XMRV has also been associated with Chronic fatigue syndrome. After the XMRV genome was found in the tissues of prostate cancer, a similar sequence was found in patients that were diagnosed with Chronic Fatigue syndrome (CFS). The virus in CFS patients was so similar that it was thought to be XMRV. To test if the virus was XMRV, studies were made to see if XMRV was found in prostate cancer tissues of patients with CSF. Like the studies of the RNALASE link to XMRV, the data showed conflicting results, with some patients having XMRV, and other patients lacking XMRV. Interestingly, the lack of XMRV in CSF tissues in studies performed in the US also suggests a geographic restriction of the virus, much like the XMRV and RNALASE linkage (Silverman et al. 396).

If XMRV is confirmed to be the cause of CFS and prostate cancer, then its effects are numerous.

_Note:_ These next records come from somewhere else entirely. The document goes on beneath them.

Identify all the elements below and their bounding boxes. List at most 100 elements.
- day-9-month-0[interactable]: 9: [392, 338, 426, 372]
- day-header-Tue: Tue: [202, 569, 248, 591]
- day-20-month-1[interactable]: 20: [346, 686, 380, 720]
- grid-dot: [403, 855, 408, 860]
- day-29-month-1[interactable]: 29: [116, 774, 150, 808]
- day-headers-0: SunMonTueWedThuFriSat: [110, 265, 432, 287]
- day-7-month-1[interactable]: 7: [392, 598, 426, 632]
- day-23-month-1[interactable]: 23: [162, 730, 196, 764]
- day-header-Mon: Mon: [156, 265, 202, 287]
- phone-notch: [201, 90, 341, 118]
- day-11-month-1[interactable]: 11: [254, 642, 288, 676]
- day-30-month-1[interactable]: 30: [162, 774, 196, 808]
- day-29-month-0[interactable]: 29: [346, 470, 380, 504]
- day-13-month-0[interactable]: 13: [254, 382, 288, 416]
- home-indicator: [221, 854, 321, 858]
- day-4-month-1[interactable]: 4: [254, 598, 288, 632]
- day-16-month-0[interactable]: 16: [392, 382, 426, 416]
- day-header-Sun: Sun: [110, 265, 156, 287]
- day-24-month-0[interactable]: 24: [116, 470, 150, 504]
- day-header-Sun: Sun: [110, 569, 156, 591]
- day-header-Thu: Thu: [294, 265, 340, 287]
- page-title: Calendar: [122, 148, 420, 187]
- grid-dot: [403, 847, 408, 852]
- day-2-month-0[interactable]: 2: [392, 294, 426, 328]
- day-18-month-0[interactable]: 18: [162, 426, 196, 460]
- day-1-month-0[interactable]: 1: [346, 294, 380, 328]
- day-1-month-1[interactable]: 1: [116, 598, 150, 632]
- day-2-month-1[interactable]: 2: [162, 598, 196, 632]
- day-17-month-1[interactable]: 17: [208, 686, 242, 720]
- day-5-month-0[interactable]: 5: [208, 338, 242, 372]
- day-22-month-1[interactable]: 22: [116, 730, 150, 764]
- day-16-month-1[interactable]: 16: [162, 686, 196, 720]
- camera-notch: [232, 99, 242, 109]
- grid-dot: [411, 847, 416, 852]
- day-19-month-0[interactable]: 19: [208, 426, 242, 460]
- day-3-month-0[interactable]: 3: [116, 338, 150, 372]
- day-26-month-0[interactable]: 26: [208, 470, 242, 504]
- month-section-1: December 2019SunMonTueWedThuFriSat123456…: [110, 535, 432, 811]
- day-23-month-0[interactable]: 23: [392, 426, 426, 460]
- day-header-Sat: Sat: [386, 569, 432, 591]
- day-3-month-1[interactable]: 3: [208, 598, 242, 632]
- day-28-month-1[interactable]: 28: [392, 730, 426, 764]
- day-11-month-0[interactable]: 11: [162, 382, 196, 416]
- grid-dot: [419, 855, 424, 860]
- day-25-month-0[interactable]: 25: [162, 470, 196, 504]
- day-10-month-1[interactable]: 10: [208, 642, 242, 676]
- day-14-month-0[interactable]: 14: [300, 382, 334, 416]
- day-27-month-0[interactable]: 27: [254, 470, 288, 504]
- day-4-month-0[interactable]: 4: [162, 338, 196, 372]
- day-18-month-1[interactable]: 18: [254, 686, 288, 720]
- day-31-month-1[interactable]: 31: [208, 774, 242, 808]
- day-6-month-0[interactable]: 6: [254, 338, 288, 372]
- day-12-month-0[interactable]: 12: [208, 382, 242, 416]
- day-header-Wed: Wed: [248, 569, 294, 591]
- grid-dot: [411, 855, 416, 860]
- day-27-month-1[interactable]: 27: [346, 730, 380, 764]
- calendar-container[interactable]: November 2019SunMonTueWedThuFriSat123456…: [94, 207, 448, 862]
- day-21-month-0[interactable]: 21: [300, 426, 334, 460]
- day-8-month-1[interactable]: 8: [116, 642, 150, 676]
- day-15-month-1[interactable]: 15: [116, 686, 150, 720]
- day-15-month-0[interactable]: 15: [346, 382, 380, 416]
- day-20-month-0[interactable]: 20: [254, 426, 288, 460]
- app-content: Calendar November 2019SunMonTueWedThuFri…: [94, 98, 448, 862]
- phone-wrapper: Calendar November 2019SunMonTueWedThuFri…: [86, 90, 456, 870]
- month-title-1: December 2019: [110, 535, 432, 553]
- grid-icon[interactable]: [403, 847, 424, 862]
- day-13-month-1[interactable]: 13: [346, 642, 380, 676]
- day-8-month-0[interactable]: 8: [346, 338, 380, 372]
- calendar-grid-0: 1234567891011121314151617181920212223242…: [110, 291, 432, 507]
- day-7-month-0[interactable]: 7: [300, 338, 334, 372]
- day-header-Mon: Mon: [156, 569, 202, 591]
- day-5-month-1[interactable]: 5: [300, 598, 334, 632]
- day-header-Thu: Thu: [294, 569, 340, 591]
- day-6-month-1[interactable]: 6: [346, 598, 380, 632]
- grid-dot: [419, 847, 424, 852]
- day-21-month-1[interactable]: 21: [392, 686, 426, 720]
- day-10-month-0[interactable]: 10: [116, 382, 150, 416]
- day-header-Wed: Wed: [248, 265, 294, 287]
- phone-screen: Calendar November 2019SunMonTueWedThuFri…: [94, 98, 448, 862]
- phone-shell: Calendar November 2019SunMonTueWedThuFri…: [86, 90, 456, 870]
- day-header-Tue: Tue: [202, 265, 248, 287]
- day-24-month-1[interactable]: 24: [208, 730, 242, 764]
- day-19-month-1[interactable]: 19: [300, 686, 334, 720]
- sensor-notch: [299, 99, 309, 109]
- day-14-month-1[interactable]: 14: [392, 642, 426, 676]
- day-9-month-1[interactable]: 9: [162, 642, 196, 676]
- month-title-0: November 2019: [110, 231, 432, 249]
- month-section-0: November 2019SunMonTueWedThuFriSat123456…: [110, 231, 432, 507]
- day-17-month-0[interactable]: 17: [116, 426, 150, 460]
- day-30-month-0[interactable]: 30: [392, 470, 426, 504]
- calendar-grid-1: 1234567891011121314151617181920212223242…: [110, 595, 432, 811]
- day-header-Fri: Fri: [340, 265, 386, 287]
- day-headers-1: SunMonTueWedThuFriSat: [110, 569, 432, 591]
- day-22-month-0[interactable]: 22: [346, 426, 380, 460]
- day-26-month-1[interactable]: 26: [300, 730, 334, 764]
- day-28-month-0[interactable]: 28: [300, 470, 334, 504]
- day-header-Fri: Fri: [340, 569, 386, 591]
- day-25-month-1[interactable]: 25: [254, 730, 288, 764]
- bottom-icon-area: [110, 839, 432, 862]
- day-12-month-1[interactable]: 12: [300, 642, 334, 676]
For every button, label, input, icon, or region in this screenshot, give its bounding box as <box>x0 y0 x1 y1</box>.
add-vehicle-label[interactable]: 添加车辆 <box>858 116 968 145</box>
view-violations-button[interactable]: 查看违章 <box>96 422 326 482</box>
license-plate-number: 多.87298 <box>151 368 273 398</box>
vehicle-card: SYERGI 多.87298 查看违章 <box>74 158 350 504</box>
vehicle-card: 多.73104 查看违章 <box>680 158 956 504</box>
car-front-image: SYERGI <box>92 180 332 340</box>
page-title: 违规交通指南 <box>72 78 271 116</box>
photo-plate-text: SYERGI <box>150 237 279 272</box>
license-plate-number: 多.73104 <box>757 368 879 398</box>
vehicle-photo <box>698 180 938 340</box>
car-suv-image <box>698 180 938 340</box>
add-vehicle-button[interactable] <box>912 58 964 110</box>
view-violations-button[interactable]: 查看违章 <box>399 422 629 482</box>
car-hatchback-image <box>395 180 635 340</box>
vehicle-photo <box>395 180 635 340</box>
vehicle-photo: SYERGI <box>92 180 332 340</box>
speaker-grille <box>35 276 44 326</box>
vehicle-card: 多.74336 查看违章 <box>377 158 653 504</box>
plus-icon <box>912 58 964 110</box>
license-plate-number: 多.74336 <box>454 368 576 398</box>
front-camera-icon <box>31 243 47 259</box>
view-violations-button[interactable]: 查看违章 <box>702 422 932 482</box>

In CFS, the virus would most likely cause the autonomic dysfunctions seen in CFS patients. Symptoms include pain, drug intolerance, hyperalgesia, increased or decreased heart rates, bowel and bladder issues, and of course fatigue. Prostate cancer is marked by the proliferation, or abnormal increase in number cells in the prostate gland, resulting in tumor formation. Prostate cancer is often fatal, while CFS may take 1 or more years to recover from. There is a wide array of treatments for prostate cancer, including surgery, medications, radiation therapy, and hormonal therapy. CFS does not have a cure; often the symptoms are treated with antiviral medication, pain relievers, and antianxiety drugs. Prevention of prostate cancer is unknown, although have a balanced diet may lower the risk, along with early detection by regular screening. There are no preventative measures for CFS (Ugen et al. 377).

In conclusion, XMRV is a new retrovirus that is able to affect humans and other mammalian species. Its links to prostate cancer and CFS are still under investigation. Data on the links between XMRV and prostate cancer are conflicting, with some studies detecting the virus in certain prostate cancer tissues, while others do not detect the virus. The same pattern is seen in CFS studies, and both are thought to have regional restrictions of virus infection. The virus is unique in that it's endogenous in the murine species, and yet does not infect mice. It is able to affect other mammalian species, most notably humans. Its replication is typical of retroviruses, but the link between how it was able to infect humans is still unknown. Much more investigation is needed to understand XMRV, and more information about its possible role in prostate cancer and CFS will have significant impact on how theses diseases are treated in the future.